As $A$ is open in $\mathbb{R}$, for all elements $f(a)\in A$ there is an $\varepsilon_{f(a)}>0$ such that $(f(a)-\varepsilon_{f(a)},f(a)+\varepsilon_{f(a)})$ is a subset of $A$.

So we can obtain an $a\in f^{-1}[(f(a)-\varepsilon_{f(a)},f(a)+\varepsilon_{f(a)})]$. And because $f^{-1}[(f(a)-\varepsilon_{f(a)},f(a)+\varepsilon_{f(a)})]\subset f^{-1}(A)$ and $f^{-1}(A)$ is open, we choose a $\delta_a>0$ such that $(a-\delta_a,a+\delta_a)\subset f^{-1}[(f(a)-\varepsilon_{f(a)},f(a)+\varepsilon_{f(a)})]$.

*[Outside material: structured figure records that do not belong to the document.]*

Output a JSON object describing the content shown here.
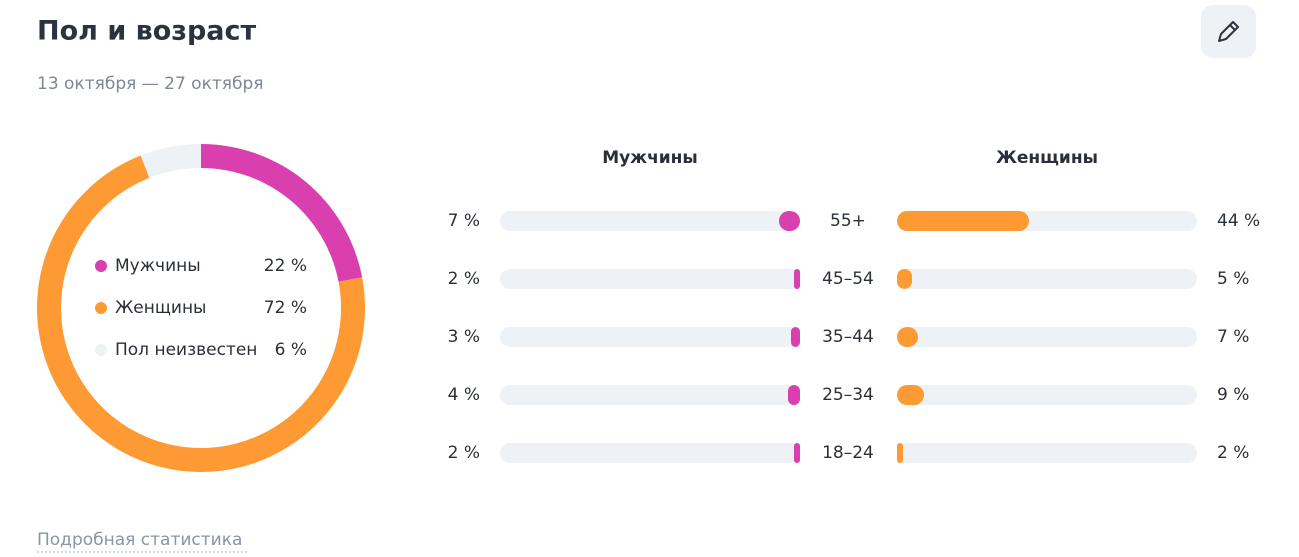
{
  "header": {
    "title": "Пол и возраст",
    "subtitle": "13 октября — 27 октября"
  },
  "chart_data": [
    {
      "type": "pie",
      "categories": [
        "Мужчины",
        "Женщины",
        "Пол неизвестен"
      ],
      "values": [
        22,
        72,
        6
      ],
      "value_labels": [
        "22 %",
        "72 %",
        "6 %"
      ],
      "colors": [
        "#d93fae",
        "#fd9a33",
        "#eef1f5"
      ]
    },
    {
      "type": "butterfly",
      "categories": [
        "55+",
        "45–54",
        "35–44",
        "25–34",
        "18–24"
      ],
      "xlim": [
        0,
        100
      ],
      "track_color": "#eef1f5",
      "series": [
        {
          "name": "Мужчины",
          "color": "#d93fae",
          "values": [
            7,
            2,
            3,
            4,
            2
          ],
          "value_labels": [
            "7 %",
            "2 %",
            "3 %",
            "4 %",
            "2 %"
          ]
        },
        {
          "name": "Женщины",
          "color": "#fd9a33",
          "values": [
            44,
            5,
            7,
            9,
            2
          ],
          "value_labels": [
            "44 %",
            "5 %",
            "7 %",
            "9 %",
            "2 %"
          ]
        }
      ]
    }
  ],
  "footer": {
    "link": "Подробная статистика"
  }
}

Therefore, we have that $f[(a-\delta_a,a+\delta_a)]\subset (f(a)-\varepsilon_{f(a)},f(a)+\varepsilon_{f(a)})$ and we conclude that $f$ is continuous.

Answer 1

Before I get in there and deliver all the negative feedback, I'd like to say that you have a firm grasp on the logic behind this proof, and none of the issues I'm going to point out are serious. If I were marking this as an assignment in undergraduate maths, I would award it full marks.

Take an open set $A \subset f[\Bbb{R}] \subset \Bbb{R}$ (I'm not sure if it's necessary to take it as subset of $f[\Bbb{R}]$).

It's not necessary, and indeed (depending a little on how this is interpreted) problematically restrictive. For example, if $f$ is the indicator function of the rationals, then $f(\Bbb{R}) = \{0, 1\}$. There are no open subsets of $\Bbb{R}$ contained in this set except the empty set, and $f^{-1}(\emptyset) = \emptyset$, which is open! So, according to this condition, $f$ should be continuous, when in reality, it is discontinuous everywhere.

You should only assume $A \subset \Bbb{R}$ is open. It doesn't matter if $A$ contains points that are not in $f(\Bbb{R})$ (though these points will not contribute anything to $f^{-1}(A)$).

The rest of the $\implies$ direction is good, as you don't use the assumption that $A \subseteq f(\Bbb{R})$. I would caution you to be a little more consistent with your $\varepsilon$ notation. Are you denoting $\varepsilon$, or $\varepsilon_{f(a)}$? Stick with one or the other, as either one would be acceptable.

For the $\impliedby$ direction, there's no need to talk about an arbitrary open $A$. Specifically, where you say

As $A$ is open in $\Bbb{R}$...

you haven't actually defined an $A$ to speak of.

All you need to do is show $f$ is continuous at an arbitrary $a \in \Bbb{R}$: fix arbitrary $\varepsilon > 0$, and consider $f^{-1}(f(a) - \varepsilon, f(a) + \varepsilon)$. Use the fact that this is open and contains $a$, in much the same way that you have. That is, there's no need to consider an arbitrary open $A$, when you have a very specific open set $(f(a) - \varepsilon, f(a) + \varepsilon)$.